Of the rail line's 164 kilometers, 22 kilometers are on bridges and 78 kilometers are tunneled – 62 percent of the line travels over bridges or through tunnels. At present, work crews are boring through Heluo Shan (禾洛山), the final mountain to be tunneled before the line enters Lijiang.

Work on the Dali-Lijiang line began in 2004. The line will begin at Dali East Station, traveling along the eastern shore of Erhai Lake with stops at Shangguan (上关), Xiyi (西邑) and Heqing (鹤庆) before arriving in Lijiang.

The rail line will eventually be extended to Shangri-la (Zhongdian) and then on to Lhasa.

Kunming to crack down on electric bicycles
Starting tomorrow, Kunming police will be cracking down on illegal operation of electric bicycles around the city and will be issuing fines ranging from five to 50 yuan, according to local media reports. Fineable offenses will include carrying multiple passengers, going the wrong way, riding in car lanes, riding on sidewalks and running red lights.

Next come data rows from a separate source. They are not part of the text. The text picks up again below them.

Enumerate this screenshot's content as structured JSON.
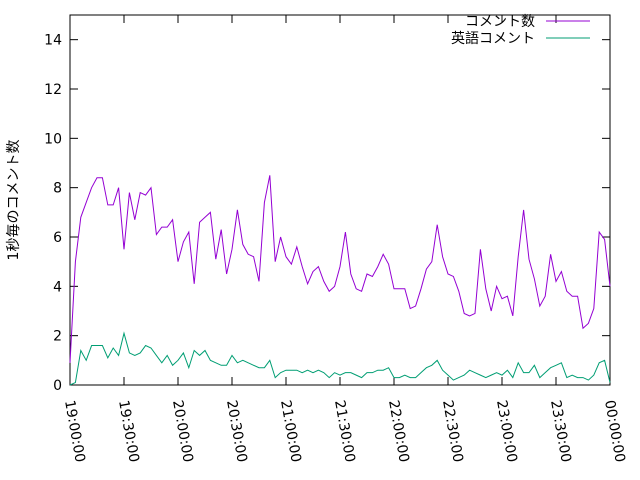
{
  "chart_data": {
    "type": "line",
    "ylabel": "1秒毎のコメント数",
    "ylim": [
      0,
      15
    ],
    "y_ticks": [
      0,
      2,
      4,
      6,
      8,
      10,
      12,
      14
    ],
    "x_ticks": [
      "19:00:00",
      "19:30:00",
      "20:00:00",
      "20:30:00",
      "21:00:00",
      "21:30:00",
      "22:00:00",
      "22:30:00",
      "23:00:00",
      "23:30:00",
      "00:00:00"
    ],
    "x_range": [
      "19:00:00",
      "00:00:00"
    ],
    "x_step_minutes": 3,
    "grid": false,
    "legend_position": "top-right",
    "series": [
      {
        "name": "コメント数",
        "color": "#9400d3",
        "values": [
          0.9,
          5.0,
          6.8,
          7.4,
          8.0,
          8.4,
          8.4,
          7.3,
          7.3,
          8.0,
          5.5,
          7.8,
          6.7,
          7.8,
          7.7,
          8.0,
          6.1,
          6.4,
          6.4,
          6.7,
          5.0,
          5.8,
          6.2,
          4.1,
          6.6,
          6.8,
          7.0,
          5.1,
          6.3,
          4.5,
          5.5,
          7.1,
          5.7,
          5.3,
          5.2,
          4.2,
          7.4,
          8.5,
          5.0,
          6.0,
          5.2,
          4.9,
          5.6,
          4.8,
          4.1,
          4.6,
          4.8,
          4.2,
          3.8,
          4.0,
          4.8,
          6.2,
          4.5,
          3.9,
          3.8,
          4.5,
          4.4,
          4.8,
          5.3,
          4.9,
          3.9,
          3.9,
          3.9,
          3.1,
          3.2,
          3.9,
          4.7,
          5.0,
          6.5,
          5.2,
          4.5,
          4.4,
          3.8,
          2.9,
          2.8,
          2.9,
          5.5,
          3.9,
          3.0,
          4.0,
          3.5,
          3.6,
          2.8,
          5.2,
          7.1,
          5.1,
          4.3,
          3.2,
          3.6,
          5.3,
          4.2,
          4.6,
          3.8,
          3.6,
          3.6,
          2.3,
          2.5,
          3.1,
          6.2,
          5.9,
          4.0
        ]
      },
      {
        "name": "英語コメント",
        "color": "#009e73",
        "values": [
          0.0,
          0.1,
          1.4,
          1.0,
          1.6,
          1.6,
          1.6,
          1.1,
          1.5,
          1.2,
          2.1,
          1.3,
          1.2,
          1.3,
          1.6,
          1.5,
          1.2,
          0.9,
          1.2,
          0.8,
          1.0,
          1.3,
          0.7,
          1.4,
          1.2,
          1.4,
          1.0,
          0.9,
          0.8,
          0.8,
          1.2,
          0.9,
          1.0,
          0.9,
          0.8,
          0.7,
          0.7,
          1.0,
          0.3,
          0.5,
          0.6,
          0.6,
          0.6,
          0.5,
          0.6,
          0.5,
          0.6,
          0.5,
          0.3,
          0.5,
          0.4,
          0.5,
          0.5,
          0.4,
          0.3,
          0.5,
          0.5,
          0.6,
          0.6,
          0.7,
          0.3,
          0.3,
          0.4,
          0.3,
          0.3,
          0.5,
          0.7,
          0.8,
          1.0,
          0.6,
          0.4,
          0.2,
          0.3,
          0.4,
          0.6,
          0.5,
          0.4,
          0.3,
          0.4,
          0.5,
          0.4,
          0.6,
          0.3,
          0.9,
          0.5,
          0.5,
          0.8,
          0.3,
          0.5,
          0.7,
          0.8,
          0.9,
          0.3,
          0.4,
          0.3,
          0.3,
          0.2,
          0.4,
          0.9,
          1.0,
          0.1
        ]
      }
    ]
  }
}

The combination of rapidly growing numbers of electric bicycles on Kunming's streets – there are an estimated 700,000 electric bikes in the city today - and the legal gray area the vehicles occupy have led to increasing safety problems.

In 2004, two people died in electric bike accidents in Kunming, compared to 20 last year and 13 in the first four months of this year. So far this year, electric bikes have been involved in roughly 25 percent of the traffic accident calls received by police.

The crackdown on electric bicycles will last 100 days, during which it is evidently hoped that vehicle owners will become accustomed to obeying traffic rules.

Man tests negative for swine flu, released from quarantine
The final passenger from a Mexican airline flight containing people infected with the H1N1 virus tested negative for the disease - more commonly known as swine flu – and was from quarantine in Kunming prior to the weekend.

Two days after news of the man's release, China's Health Ministry announced that the first suspected H1N1 case on the mainland - a thirty-year-old man returning from studying in the United States – was under quarantine in a hospital in Chengdu.